Haha! Only Bernstein would have the sheer nerve to conduct with only his face!


----------



## Rondo

World Violist said:


> Haha! Only Bernstein would have the sheer nerve to conduct with only his face!


(I certainly hope I'm not starting a tidal wave with this)

Barenboim has also conducted somewhat in that manner: no hands, only facial expressions.


----------



## YsayeOp.27#6

What about Mr. Gulda?


----------



## Atabey

C.Kleiber did the only eyes thing in his two Vienna New Year's Concerts.


----------



## opus67

Rondo said:


> I never noticed he was holding a toothpick...I just thought he was a baton-less conductor like Ozawa. Here he is with it. A few times in that video, it looked as if he came close to poking his eye out with it. OUCH!

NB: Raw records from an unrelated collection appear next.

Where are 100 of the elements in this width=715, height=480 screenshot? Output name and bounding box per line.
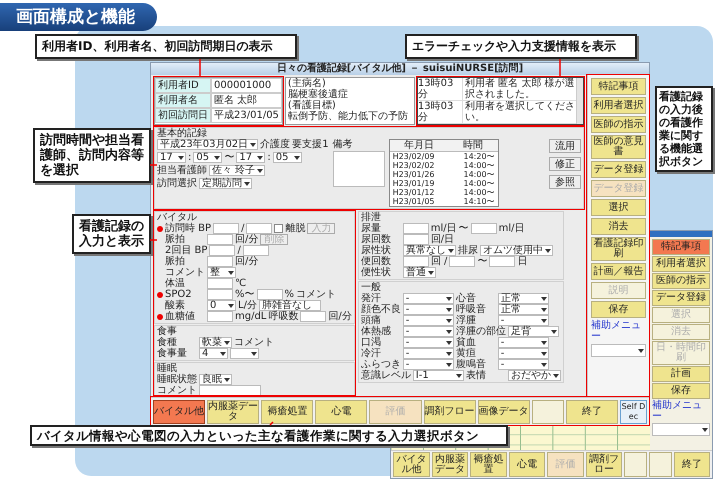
dropdown[interactable]: - — [498, 348, 549, 359]
side-button[interactable]: 計画／報告 — [591, 263, 646, 280]
input-field[interactable] — [207, 256, 233, 267]
dropdown[interactable]: - — [402, 348, 454, 359]
text-field[interactable]: 肺雑音なし — [258, 300, 321, 311]
table-cell[interactable]: H23/01/12 — [392, 188, 435, 197]
tab-button[interactable]: 内服薬データ — [432, 452, 468, 477]
input-field[interactable] — [449, 256, 476, 267]
input-field[interactable] — [402, 234, 429, 245]
input-field[interactable] — [209, 245, 236, 256]
input-field[interactable] — [246, 223, 272, 234]
input-field[interactable] — [402, 223, 429, 234]
side-button[interactable]: 消去 — [591, 218, 646, 235]
dropdown[interactable]: おだやか — [508, 370, 561, 381]
table-cell[interactable]: 14:20〜 — [464, 152, 495, 161]
dropdown[interactable]: 佐々 玲子 — [209, 165, 266, 176]
blank-button[interactable] — [648, 452, 672, 477]
input-field[interactable] — [207, 289, 233, 300]
side-button[interactable]: 特記事項 — [652, 239, 710, 255]
tab-button[interactable]: 画像データ — [478, 400, 530, 424]
tab-button[interactable]: 終了 — [566, 400, 618, 424]
side-button[interactable]: 医師の指示 — [591, 116, 646, 133]
table-cell[interactable]: 14:00〜 — [464, 179, 495, 188]
action-button[interactable]: 参照 — [549, 175, 581, 189]
input-field[interactable] — [207, 234, 233, 245]
blank-button[interactable] — [532, 400, 564, 424]
dropdown[interactable]: 良眠 — [199, 374, 232, 385]
tab-button[interactable]: 内服薬データ — [207, 400, 260, 424]
tab-button[interactable]: 褥瘡処置 — [261, 400, 314, 424]
dropdown[interactable]: 異常なし — [402, 245, 456, 256]
dropdown[interactable]: 足背 — [508, 326, 559, 337]
tab-button[interactable]: 心電 — [315, 400, 368, 424]
tab-button[interactable]: 褥瘡処置 — [470, 452, 507, 477]
blank-button[interactable] — [624, 452, 647, 477]
dropdown[interactable]: 17 — [236, 152, 266, 163]
tab-button[interactable]: バイタル他 — [393, 452, 430, 477]
dropdown[interactable]: 整 — [207, 267, 236, 278]
tab-button[interactable]: バイタル他 — [153, 400, 206, 424]
dropdown[interactable]: - — [498, 359, 549, 370]
side-button[interactable]: 特記事項 — [591, 78, 646, 95]
dropdown[interactable]: 軟菜 — [199, 337, 232, 348]
dropdown[interactable]: 正常 — [498, 304, 549, 315]
dropdown[interactable]: - — [402, 359, 454, 370]
dropdown[interactable]: 4 — [199, 348, 228, 359]
input-field[interactable] — [242, 245, 269, 256]
dropdown[interactable]: 05 — [272, 152, 302, 163]
action-button[interactable]: 修正 — [549, 157, 581, 171]
dropdown[interactable]: 05 — [193, 152, 222, 163]
side-button[interactable]: 保存 — [652, 383, 710, 399]
dropdown[interactable]: - — [402, 337, 454, 348]
date-picker[interactable]: 平成23年03月02日 — [157, 139, 258, 150]
side-button[interactable]: 医師の意見書 — [591, 135, 646, 159]
dropdown[interactable]: - — [402, 304, 454, 315]
scrollbar[interactable] — [576, 78, 583, 124]
side-button[interactable]: 選択 — [591, 199, 646, 216]
table-cell[interactable]: H23/01/05 — [392, 197, 435, 206]
table-cell[interactable]: H23/02/09 — [392, 152, 435, 161]
table-cell[interactable]: H23/01/26 — [392, 170, 435, 179]
dropdown[interactable]: オムツ使用中 — [480, 245, 553, 256]
dropdown[interactable]: - — [498, 337, 549, 348]
tab-button[interactable]: 調剤フロー — [586, 452, 622, 477]
input-field[interactable] — [489, 256, 516, 267]
table-cell[interactable]: 14:00〜 — [464, 161, 495, 170]
side-button[interactable]: 医師の指示 — [652, 273, 710, 289]
dropdown[interactable]: 正常 — [498, 293, 549, 304]
dropdown[interactable]: - — [402, 315, 454, 326]
table-cell[interactable]: H23/01/19 — [392, 179, 435, 188]
table-cell[interactable]: 14:00〜 — [464, 170, 495, 179]
dropdown[interactable]: - — [402, 293, 454, 304]
tab-button[interactable]: 終了 — [674, 452, 710, 477]
text-field[interactable] — [199, 385, 261, 396]
action-button[interactable]: 流用 — [549, 139, 581, 153]
input-field[interactable] — [207, 278, 233, 289]
dropdown[interactable]: 17 — [157, 152, 186, 163]
side-button[interactable]: 計画 — [652, 366, 710, 382]
side-button[interactable]: 利用者選択 — [591, 97, 646, 114]
input-field[interactable] — [207, 311, 233, 322]
table-cell[interactable]: 14:10〜 — [464, 197, 495, 206]
checkbox[interactable] — [274, 224, 284, 233]
side-button[interactable]: 保存 — [591, 301, 646, 318]
dropdown[interactable]: I-1 — [412, 370, 464, 381]
dropdown[interactable]: - — [402, 326, 454, 337]
tab-button[interactable]: 調剤フロー — [424, 400, 476, 424]
side-button[interactable]: 看護記録印刷 — [591, 237, 646, 261]
tab-button[interactable]: 心電 — [508, 452, 546, 477]
dropdown[interactable] — [230, 348, 259, 359]
input-field[interactable] — [256, 289, 283, 300]
input-field[interactable] — [300, 311, 326, 322]
table-cell[interactable]: 14:00〜 — [464, 188, 495, 197]
dropdown[interactable]: - — [498, 315, 549, 326]
side-button[interactable]: データ登録 — [591, 161, 646, 178]
input-field[interactable] — [402, 256, 429, 267]
input-field[interactable] — [213, 223, 240, 234]
remarks-field[interactable] — [332, 151, 385, 187]
side-button[interactable]: データ登録 — [652, 290, 710, 306]
dropdown[interactable]: 定期訪問 — [199, 178, 252, 189]
help-button[interactable]: Self Dec — [620, 400, 647, 424]
input-field[interactable] — [470, 223, 497, 234]
dropdown[interactable]: 0 — [207, 300, 236, 311]
table-cell[interactable]: H23/02/02 — [392, 161, 435, 170]
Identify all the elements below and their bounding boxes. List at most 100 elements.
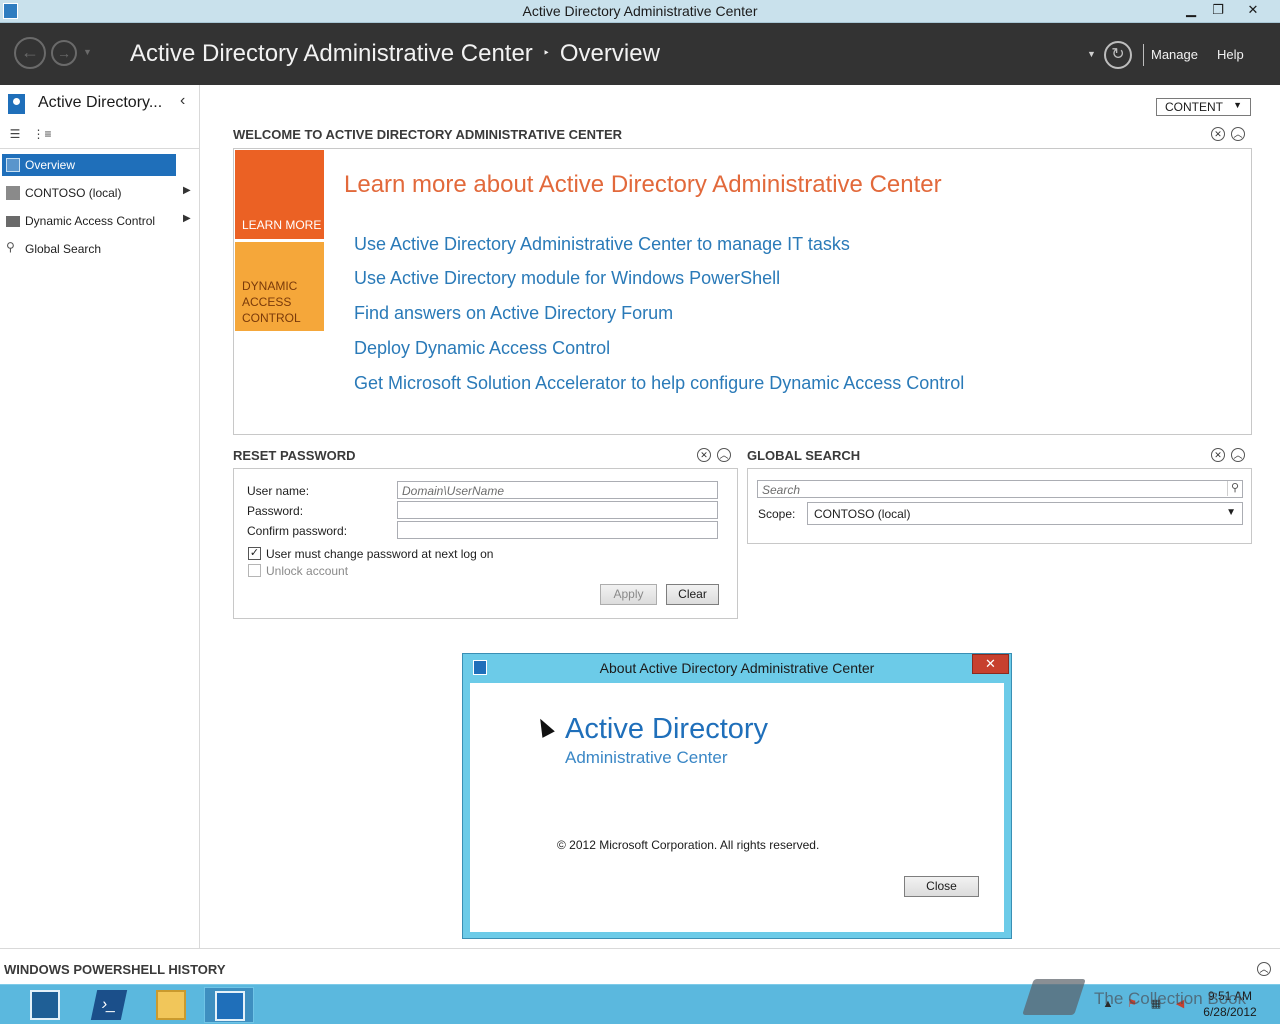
copyright-text: © 2012 Microsoft Corporation. All rights… (557, 838, 820, 852)
link-ad-forum[interactable]: Find answers on Active Directory Forum (354, 303, 673, 324)
taskbar-server-manager[interactable] (20, 987, 70, 1023)
tree-view-icon[interactable]: ⋮≡ (30, 127, 54, 145)
breadcrumb-root[interactable]: Active Directory Administrative Center (130, 40, 533, 67)
confirm-password-label: Confirm password: (247, 524, 348, 538)
nav-item-overview[interactable]: Overview (2, 154, 176, 176)
reset-password-section-title: RESET PASSWORD (233, 448, 356, 463)
nav-item-global-search[interactable]: ⚲ Global Search (2, 238, 197, 260)
apply-button[interactable]: Apply (600, 584, 657, 605)
back-button[interactable]: ← (14, 37, 46, 69)
user-name-input[interactable]: Domain\UserName (397, 481, 718, 499)
close-window-button[interactable]: ✕ (1240, 1, 1266, 19)
link-manage-it-tasks[interactable]: Use Active Directory Administrative Cent… (354, 234, 850, 255)
title-bar: Active Directory Administrative Center ▁… (0, 0, 1280, 23)
window-title: Active Directory Administrative Center (522, 3, 758, 19)
close-icon: ✕ (985, 656, 996, 671)
breadcrumb-dropdown-icon[interactable]: ▼ (1087, 49, 1096, 59)
must-change-checkbox[interactable]: ✓ (248, 547, 261, 560)
forward-button[interactable]: → (51, 40, 77, 66)
scope-value: CONTOSO (local) (814, 507, 911, 521)
content-dropdown-button[interactable]: CONTENT ▼ (1156, 98, 1251, 116)
global-search-panel: Search ⚲ Scope: CONTOSO (local) ▼ (747, 468, 1252, 544)
unlock-account-label: Unlock account (266, 564, 349, 578)
clear-button[interactable]: Clear (666, 584, 719, 605)
history-dropdown-icon[interactable]: ▼ (83, 47, 92, 57)
powershell-icon: ›_ (90, 990, 128, 1020)
restore-button[interactable]: ❐ (1205, 1, 1231, 19)
about-dialog: About Active Directory Administrative Ce… (462, 653, 1012, 939)
dialog-close-text-button[interactable]: Close (904, 876, 979, 897)
taskbar-ad-admin-center[interactable] (204, 987, 254, 1023)
close-section-icon[interactable]: ✕ (697, 448, 711, 462)
collapse-section-icon[interactable]: ︿ (717, 448, 731, 462)
search-input[interactable]: Search (757, 480, 1243, 498)
view-toolbar: ☰ ⋮≡ (0, 123, 199, 149)
app-header: ← → ▼ Active Directory Administrative Ce… (0, 23, 1280, 85)
breadcrumb-current[interactable]: Overview (560, 40, 660, 67)
password-label: Password: (247, 504, 304, 518)
refresh-icon: ↻ (1111, 46, 1125, 63)
confirm-password-input[interactable] (397, 521, 718, 539)
nav-item-dynamic-access-control[interactable]: Dynamic Access Control ▶ (2, 210, 197, 232)
product-subtitle: Administrative Center (565, 748, 728, 767)
search-icon[interactable]: ⚲ (1227, 481, 1242, 496)
must-change-label: User must change password at next log on (266, 547, 494, 561)
minimize-button[interactable]: ▁ (1178, 1, 1204, 19)
nav-item-label: Dynamic Access Control (25, 214, 156, 228)
list-view-icon[interactable]: ☰ (3, 127, 27, 145)
domain-icon (6, 186, 20, 200)
dynamic-access-control-tile[interactable]: DYNAMIC ACCESS CONTROL (235, 242, 324, 331)
password-input[interactable] (397, 501, 718, 519)
nav-item-contoso[interactable]: CONTOSO (local) ▶ (2, 182, 197, 204)
product-name: Active Directory (565, 713, 769, 745)
collapse-section-icon[interactable]: ︿ (1231, 127, 1245, 141)
dialog-title: About Active Directory Administrative Ce… (599, 660, 875, 676)
scope-label: Scope: (758, 507, 796, 521)
link-powershell-module[interactable]: Use Active Directory module for Windows … (354, 268, 780, 289)
unlock-account-checkbox[interactable] (248, 564, 261, 577)
book-icon (1022, 979, 1086, 1015)
content-label: CONTENT (1165, 100, 1223, 114)
learn-more-tile[interactable]: LEARN MORE (235, 150, 324, 239)
back-arrow-icon: ← (21, 42, 39, 62)
watermark: The Collection Book (1022, 975, 1268, 1023)
expand-arrow-icon[interactable]: ▶ (183, 213, 191, 224)
manage-menu[interactable]: Manage (1151, 47, 1198, 62)
forward-arrow-icon: → (57, 45, 71, 61)
link-deploy-dac[interactable]: Deploy Dynamic Access Control (354, 338, 610, 359)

[Off-topic] That video just made me want to explore Shosti symphonies. Thanks.


----------



## david johnson

john philip sousa and solti.

dj


----------



## shsherm

Fritz Reiner was the conductor I saw with the least movement. He was almost immobile.


----------



## World Violist

shsherm said:


> Fritz Reiner was the conductor I saw with the least movement. He was almost immobile.


I've seen Youtube videos of Reiner, but it featured none of the "postage stamp" conducting I hear about... the rest of his body is totally immobile, yes, but his right arm gives very pronounced down-beats.


----------



## JTech82

Has anyone ever seen Gunter Wand conduct? It's pretty funny. While the music is good, because he's one of the greats, he is funny to watch in his later years, because he looks like he's about fall asleep. then all of sudden his eyes open as if somebody had just poured hot water down his pants.


----------



## opus67

JTech82 said:


> Has anyone ever seen Gunter Wand conduct? It's pretty funny. While the music is good, because he's one of the greats, he is funny to watch in his later years, because he looks like he's about fall asleep. then all of sudden his eyes open as if somebody had just poured hot water down his pants.


Quite. Yet he is said to have been a master at conducting Bruckner.

http://www.youtube.com/results?search_query=wand+bruckner&search=Search


----------



## spatny

I always like watching Gianandrea Noseda. He always reminds me of John Cleese playing Basil Fawlty. Honestly, its very entertaining to watch, and he is a great conductor too.


----------